Ja, der Vokuhila ist zurück - und kombiniert mit dem Edgar Cut ergibt er eine unerwartet coole Mischung. Der asiatische Edgar-Haarschnitt passt sich den einzigartigen Haartexturen und Stilen asiatischer Männer an.

Der Mid Taper Fade-Haarschnitt Edgar ist eine der beliebtesten Varianten des Edgar Cuts und zeichnet sich durch seine Vielseitigkeit aus. Diese Version ist ideal für Männer mit glattem Haar. Für Männer mit lockigem Haar bietet der Mid Taper Fade-Haarschnitt Edgar eine ausgezeichnete Möglichkeit, ihre natürlichen Locken zur Geltung zu bringen.

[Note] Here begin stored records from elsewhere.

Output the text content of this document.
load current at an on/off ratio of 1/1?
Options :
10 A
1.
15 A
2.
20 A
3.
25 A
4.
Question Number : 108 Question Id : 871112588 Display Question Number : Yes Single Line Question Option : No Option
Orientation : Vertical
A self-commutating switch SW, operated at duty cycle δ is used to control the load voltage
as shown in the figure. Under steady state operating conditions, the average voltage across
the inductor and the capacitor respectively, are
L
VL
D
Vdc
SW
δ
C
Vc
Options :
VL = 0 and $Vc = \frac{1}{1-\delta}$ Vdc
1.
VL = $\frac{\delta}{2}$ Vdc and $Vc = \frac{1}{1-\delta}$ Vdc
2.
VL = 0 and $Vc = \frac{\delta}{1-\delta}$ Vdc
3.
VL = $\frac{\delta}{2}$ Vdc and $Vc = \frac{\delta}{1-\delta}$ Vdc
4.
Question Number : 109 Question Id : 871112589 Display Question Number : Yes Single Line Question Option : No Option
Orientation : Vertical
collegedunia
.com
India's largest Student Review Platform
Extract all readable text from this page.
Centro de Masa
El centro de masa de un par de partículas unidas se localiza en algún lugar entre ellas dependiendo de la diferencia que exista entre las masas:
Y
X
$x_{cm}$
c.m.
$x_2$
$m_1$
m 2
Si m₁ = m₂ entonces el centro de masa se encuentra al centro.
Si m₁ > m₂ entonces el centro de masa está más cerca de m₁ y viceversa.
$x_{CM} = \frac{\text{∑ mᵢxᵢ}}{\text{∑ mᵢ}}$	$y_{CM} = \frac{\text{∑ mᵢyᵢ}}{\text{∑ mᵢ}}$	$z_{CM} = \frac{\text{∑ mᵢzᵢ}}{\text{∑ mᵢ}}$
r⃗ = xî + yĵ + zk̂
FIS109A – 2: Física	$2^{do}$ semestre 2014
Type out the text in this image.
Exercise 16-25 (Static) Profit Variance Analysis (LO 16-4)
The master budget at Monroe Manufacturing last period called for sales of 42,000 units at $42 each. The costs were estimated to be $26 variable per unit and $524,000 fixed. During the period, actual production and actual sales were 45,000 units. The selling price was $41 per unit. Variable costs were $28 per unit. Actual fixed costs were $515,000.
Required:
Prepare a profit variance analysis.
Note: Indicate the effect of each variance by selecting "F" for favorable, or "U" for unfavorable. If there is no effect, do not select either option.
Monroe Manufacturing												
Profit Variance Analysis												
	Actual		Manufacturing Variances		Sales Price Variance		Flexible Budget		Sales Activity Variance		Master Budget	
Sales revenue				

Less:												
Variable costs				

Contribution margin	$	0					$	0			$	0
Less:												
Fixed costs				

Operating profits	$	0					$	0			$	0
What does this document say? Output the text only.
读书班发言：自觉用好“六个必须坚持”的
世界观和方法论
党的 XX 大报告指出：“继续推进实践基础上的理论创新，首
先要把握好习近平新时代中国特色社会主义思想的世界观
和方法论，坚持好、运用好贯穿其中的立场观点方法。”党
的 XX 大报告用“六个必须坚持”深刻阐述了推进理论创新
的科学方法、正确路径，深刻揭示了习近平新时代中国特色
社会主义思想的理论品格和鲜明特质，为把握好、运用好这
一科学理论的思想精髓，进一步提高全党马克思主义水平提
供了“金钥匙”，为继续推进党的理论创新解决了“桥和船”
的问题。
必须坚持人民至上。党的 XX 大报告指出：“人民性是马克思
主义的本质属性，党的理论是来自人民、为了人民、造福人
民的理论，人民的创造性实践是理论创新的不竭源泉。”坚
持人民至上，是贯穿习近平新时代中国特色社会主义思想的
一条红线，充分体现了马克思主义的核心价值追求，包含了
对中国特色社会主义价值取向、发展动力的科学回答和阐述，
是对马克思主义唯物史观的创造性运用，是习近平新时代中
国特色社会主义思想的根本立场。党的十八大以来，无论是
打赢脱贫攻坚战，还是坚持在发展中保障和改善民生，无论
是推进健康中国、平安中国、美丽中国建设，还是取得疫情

Auch welliges Haar harmoniert hervorragend mit dem Mid Taper Fade.

Edgar Cut: Styling

Der Edgar Cut lässt sich zu Hause gut stylen. Nach dem Waschen werden die Haare einfach in Form gekämmt und getrocknet. Für mehr Struktur verwendest du am besten etwas Texturspray oder Haarwachs. Für extra Volumen beim sogenannten Fluffy Edgar Cut empfehlen wir Volumenpuder. Damit die Frisur den ganzen Tag hält, wird am Schluss noch Haarspray verwendet.

Ein Edgar-Haarschnitt erfordert regelmäßige Pflege, um seine markante Form und den scharfen Look zu bewahren. Verwenden Sie hochwertige Stylingprodukte, um den Schnitt in Form zu halten, und planen Sie regelmäßige Friseurbesuche ein, um die Kanten sauber und scharf zu halten.

Wem steht der Edgar Cut?

Der Edgar Cut passt zu vielen Gesichtsformen, insbesondere zu ovalen, quadratischen und herzförmigen Gesichtern. Beschreiben Sie Ihrem Friseur die markante Stirnlinie und eventuelle Anpassungen wie Fades oder Designs, die Sie bevorzugen. Kinder tragen oft den Edgar Cut, weil er einfach zu pflegen ist und gleichzeitig einen coolen, modernen Look verleiht.

Originalität? Der Edgar Cut schmeichelt runden bis ovalen Gesichtern.

Alternativen zum Edgar Cut

  • French Crop - Ähnlich, aber etwas softer und stilsicherer.
  • Buzz Cut - Zeitlos, maskulin, kein Bock auf Pflege?

Edgar Cut: Warum wir den Trend lieben

Wir bei BellAffair sind uns einig: Der Edgar Cut ist ein bemerkenswerter Haarschnitt, der mit Vielseitigkeit punktet und Aufsehen erregt. In den sozialen Medien geht derzeit ein neuer Frisurentrend viral: der Edgar Cut. Die ersten viralen Videos im Netz stammen von dem Schweizer Friseur Cheyen Lewin Hofer. Auf seinem Account "wizdomblendz" hat er mittlerweile 191 Tausend Follower. Auch in Kassel lassen sich mittlerweile viele junge Männer zwischen 15 und 25 Jahren die außergewöhnliche Frisur schneiden - und es werden immer mehr.

Die jungen Männer wollen damit auffallen und einfach anders aussehen. "Das Leben ist langweilig genug. Und auf dem Kopf soll es nicht langweilig sein anscheinend", so Ay. Dennoch - der Edgar Cut ist nicht ihr Ding: "Ich mache es natürlich. Die Frisur sei theoretisch bei jeder Kopfform und Haarstruktur möglich, außer bei Locken oder Wellen, da funktioniere der gerade Schnitt am Pony nicht so gut, so Ay.